Tuesday, May 4, 2010

In retrospect, this maybe a bit sappy.



I just decided five seconds ago that I want to learn how to play "Have a Little Faith in Me" by John Hiatt on the piano. It has been one of my favorite songs of all time ever since I saw "Benny and Joon" for the first time back in my Johnny Depp phase that all girls went through after seeing the first Pirates of the Caribbean. I took a few things away with me from seeing that movie; a new found love of a young, Charlie Chaplin version of Johnny Depp, a deep desire to find and wear Joon's dress with the writing on it, and a new favorite song. It's such a simple, beautiful, sweet song that I could not help but love it. It does not even have to be necessarily seen as a love song, as most songs are. It can be about a love between friends, family members or just about having faith that the ones we love are making the right decisions in life. Sure, the third to last verse is specifically about loving a girl, but it doesn't matter. Songs mean what you want them to mean. For instance, my favorite Dada song, "Moon," is probably about suicide, but I could put up a quasi-convincing argument that it could be about a loving relationship. I think so anyway.

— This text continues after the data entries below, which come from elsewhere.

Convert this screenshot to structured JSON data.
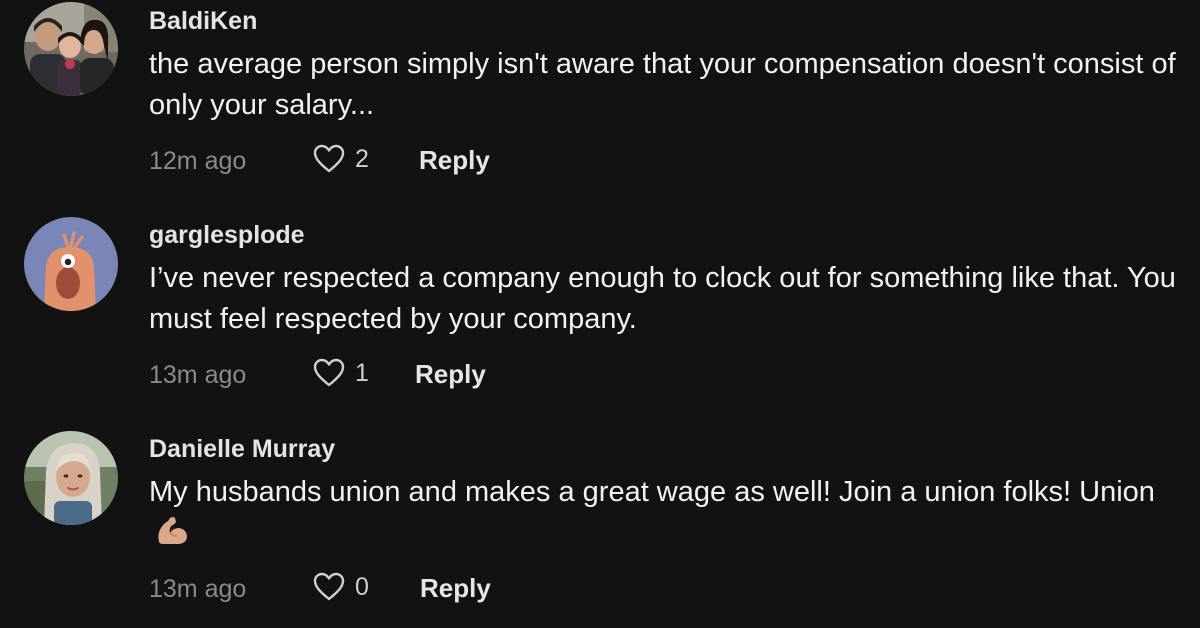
{
  "comments": [
    {
      "username": "BaldiKen",
      "text": "the average person simply isn't aware that your compensation doesn't consist of only your salary...",
      "time": "12m ago",
      "likes": "2",
      "reply_label": "Reply",
      "avatar_icon": "family-photo-avatar"
    },
    {
      "username": "garglesplode",
      "text": "I’ve never respected a company enough to clock out for something like that. You must feel respected by your company.",
      "time": "13m ago",
      "likes": "1",
      "reply_label": "Reply",
      "avatar_icon": "cartoon-creature-avatar"
    },
    {
      "username": "Danielle Murray",
      "text": "My husbands union and makes a great wage as well! Join a union folks! Union",
      "emoji": "flexed-biceps-icon",
      "time": "13m ago",
      "likes": "0",
      "reply_label": "Reply",
      "avatar_icon": "profile-photo-avatar"
    }
  ],
  "colors": {
    "background": "#121212",
    "username": "#e4e4e4",
    "text": "#f2f2f2",
    "meta": "#8a8a8a"
  }
}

I just keep listening to this song on repeat, it's wonderful.


I have been lucky enough to never have to ask for my family to have a little faith in me. They always have. My parents have always encouraged my brother and I to do what we love, even if it won't necessarily lead to a well paying job or a job at all. They are putting a lot of faith in me at the moment, faith that going all the way to England to get a Masters degree in Creative Writing will be worth it. Every time I tell people what I'm going across the pond to study and they give me that funny what-are-you-doing-with-your-life-that's-a-waste-of-money look, (you know the one) I just smile and smile and shrug. What can I do? You only live once, and if being in debt for the rest of my life is the price I have to pay for living in England for a year doing what I love best in the world, then so be it.


Speaking of schools, I got a rejection and an acceptance letter in the mail yesterday. Weird that I'm still getting those. The acceptance was from GMU. Yes, I got in again. Even after my year off and my deferment, they still seem to want me, un-waiting-listed and everything. I sent them a cheery thanks but no thanks e-mail the other day telling them that I already accepted a place at Brookes. It's nice to be wanted.


The rejection was from WVU. That one hurts. I can take rejections, I really can, you have to be able to take rejections if you do anything creative. But, being rejected from the place I spent four years and love with all my heart hurt me to the core. I know I shouldn't be hurt at all. I knew lots of MFA students while I was there and heard them read and they were all brilliant writers far beyond my skill level. I'm not surprised I did not get in at all. But something about getting that rejection letter from my alma mater signed by my favorite teacher really kills me.


Mom says I should e-mail my teacher and ask why I did not get in, just out of curiosity. It could very well be because I already told him and all my other teachers that I got into Brookes and am 100% going there, but more likely it's because I'm just not good enough. I think I'll leave it alone. I don't want to seem like a sore loser. I still love WVU now and forever, no matter how many rejections they send my way. Maybe I'll go there for my PhD. HA. That's funny. I crack myself up sometimes.


A special thanks to a dear group of people who have also always had faith in me; my grandparents. ALL OF THEM. I love you guys more than I can say. Thank you so much for everything you've done for me and all you continue to do, I don't know what I would do without you. I promise I'll make something of myself in England, or eventually. I know this seems random and cryptic, but that's ok. Those involved know exactly what I'm talking about. I LOVE YOU <3


Alright, I need to go to a work meeting. It's a beautiful day in the world; I hope everyone gets a chance to enjoy it.


"When the road gets dark
And you can no longer see
Just let my love throw a spark
And have a little faith in me"


~major7th

3 comments:

DeeRoo said...

And we always will....have faith in you. xoxo

Tanner said...

It would be very difficult for me to be rejected by my Alma mater, even for the elusive crack at a tenure track. That's without knowing who signed the paper. However, having experienced being the guy cutting down applicants, I'd have jumped at something as easy as "I know person x won't accept," although I may have considered a personalized letter in your case.

I get that so-well described look myself pretty much every day I leave the house (I am, like you, blessed to have support from the family, except maybe Grandma). Some groups or subcultures I admire have derogatory terms like "sheeple" and "droids" to describe the people who give us those looks (abit without the Ayn Rand assumptions about them). Just remember that life is a gift, and it's better to accept it by loving it than using "good advice" to over care for it.

foobella said...

I think a brilliant writer wrote this blog. ;)

Oh, and thanks for the earworm. gah!